Selon l'ancien policier, les gens s'intéressent davantage à cette profession depuis que la série existe. Responsable de la formation des personnes qui souhaitent décrocher le brevet fédéral d'entrepreneur de pompes funèbres, il a pu observer cette évolution.

Adrian Hauser a fondé sa société en 2003. Il est également membre du comité directeur de l'association des services funéraires depuis 2011.

Surtout des femmes

Les personnes intéressées au métier sont surtout des femmes du domaine médical et des églises. Leur âge varie entre 20 et 50 ans.

Mais cet élan d'intérêt a aussi ses mauvais côtés. Quand les personnes ne connaissent pas vraiment la profession, «c'est pénible», admet Adrian Hauser. Certaines personnes en ont une image faussée. La série force le trait et beaucoup d'éléments sont exagérés.

En même temps, le fait que la demande soit en hausse est aussi positif. Parler de la mort n'est plus un tabou. Les étudiants sont aussi toujours plus nombreux à y consacrer leurs travaux et les demandes de stages ont sensiblement augmenté.

Le feuilleton produit par SRF et diffusé depuis le début de l'année sur la RTS aborde le thème de la mort avec naturel et dignité, a de son côté estimé la Conférence des évêques suisses. Cet aspect est positif, a souligné Adrian Hauser.

Le croque-mort ne pense pas pour autant que la série télévisée aura un effet sur le nombre de pompes funèbres établies en Suisse. Pour le moment, il n'a pas observé une augmentation de l'offre sur le marché. La série («Der Bestatter», nom original) existe depuis 2013.

Sportif et équilibré

«C'est une profession très exigeante», insiste-t-il. Un entrepreneur en pompes funèbres doit être disponible sept jours de suite. Il doit également disposer d'une grande expérience, être sportif et être stable émotionnellement.

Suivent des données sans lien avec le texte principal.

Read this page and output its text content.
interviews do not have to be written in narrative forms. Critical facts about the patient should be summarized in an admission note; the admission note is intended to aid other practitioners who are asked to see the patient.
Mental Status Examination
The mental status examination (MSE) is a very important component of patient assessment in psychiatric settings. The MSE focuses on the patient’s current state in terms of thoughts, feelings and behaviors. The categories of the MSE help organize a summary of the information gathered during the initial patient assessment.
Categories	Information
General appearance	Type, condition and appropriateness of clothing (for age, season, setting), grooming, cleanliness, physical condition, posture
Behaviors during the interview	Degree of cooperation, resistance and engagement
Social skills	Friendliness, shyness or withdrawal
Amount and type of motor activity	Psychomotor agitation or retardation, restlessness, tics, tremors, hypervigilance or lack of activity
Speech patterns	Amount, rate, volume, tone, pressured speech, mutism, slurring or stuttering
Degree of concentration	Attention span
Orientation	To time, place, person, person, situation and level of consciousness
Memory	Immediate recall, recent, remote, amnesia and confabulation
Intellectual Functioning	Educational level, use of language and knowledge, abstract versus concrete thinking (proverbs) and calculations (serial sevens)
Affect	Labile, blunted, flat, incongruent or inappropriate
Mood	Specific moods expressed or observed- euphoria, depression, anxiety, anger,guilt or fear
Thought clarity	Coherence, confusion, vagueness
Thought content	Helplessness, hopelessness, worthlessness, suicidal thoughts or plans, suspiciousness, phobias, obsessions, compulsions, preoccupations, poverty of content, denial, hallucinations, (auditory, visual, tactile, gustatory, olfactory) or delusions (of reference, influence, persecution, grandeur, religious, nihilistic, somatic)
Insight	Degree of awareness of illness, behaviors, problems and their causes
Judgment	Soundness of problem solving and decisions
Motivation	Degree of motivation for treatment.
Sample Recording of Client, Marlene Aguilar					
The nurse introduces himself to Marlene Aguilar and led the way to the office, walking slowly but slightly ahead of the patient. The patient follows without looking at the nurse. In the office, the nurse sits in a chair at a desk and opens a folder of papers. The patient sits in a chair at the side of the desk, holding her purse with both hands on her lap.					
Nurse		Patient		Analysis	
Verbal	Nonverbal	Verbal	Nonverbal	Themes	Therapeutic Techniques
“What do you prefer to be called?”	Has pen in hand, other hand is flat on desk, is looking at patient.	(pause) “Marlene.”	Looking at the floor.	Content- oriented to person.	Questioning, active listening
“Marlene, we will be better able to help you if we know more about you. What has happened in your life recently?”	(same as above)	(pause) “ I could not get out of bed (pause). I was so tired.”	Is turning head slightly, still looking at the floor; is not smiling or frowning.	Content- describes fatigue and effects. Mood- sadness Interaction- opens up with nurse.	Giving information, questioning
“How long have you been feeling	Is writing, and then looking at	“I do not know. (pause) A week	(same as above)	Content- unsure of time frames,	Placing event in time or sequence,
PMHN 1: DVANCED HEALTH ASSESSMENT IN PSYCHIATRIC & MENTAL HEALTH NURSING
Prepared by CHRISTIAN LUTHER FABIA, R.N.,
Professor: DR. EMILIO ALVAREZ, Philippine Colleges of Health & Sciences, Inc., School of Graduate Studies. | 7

Il faut savoir décrocher à la fin de la journée, explique-t-il. Le deuil ne doit pas trop affecter la personne.

Adrian Hauser forme 25 étudiants par année. «Nous recherchons des personnes qui ont déjà travaillé dans le domaine», précise-t-il. Mais les compétences professionnelles ne suffisent pas.

Il faut faire preuve aussi d'une certaine sensibilité et de compassion à ce que ressentent les personnes en deuil et être à l'écoute de leurs voeux.

Première en 15 ans

Dans la série, cet aspect-là est plutôt secondaire. Les deux premières saisons racontent les aventures de Luc Conrad, un ancien policier devenu employé de pompes funèbres et qui ne peut s'empêcher d'enquêter sur des décès suspects.

Le croque-mort, campé par Mike Müller, est flanqué d«un jeune assistant au look gothique. L'histoire se déroule dans la région d'Aarau. Le comédien romand, Carlos Leal, figure dans la saison 2.

La série, qui compte déjà deux saisons et dix épisodes, enregistre des records d'audience en Suisse alémanique, allant parfois jusqu'à atteindre 50% de parts de marché.

Devant un tel succès, la RTS a décidé de la diffuser sur sa chaîne. Il s'agit de la première série doublée en français depuis «Lüthi et Blanc», en 2000.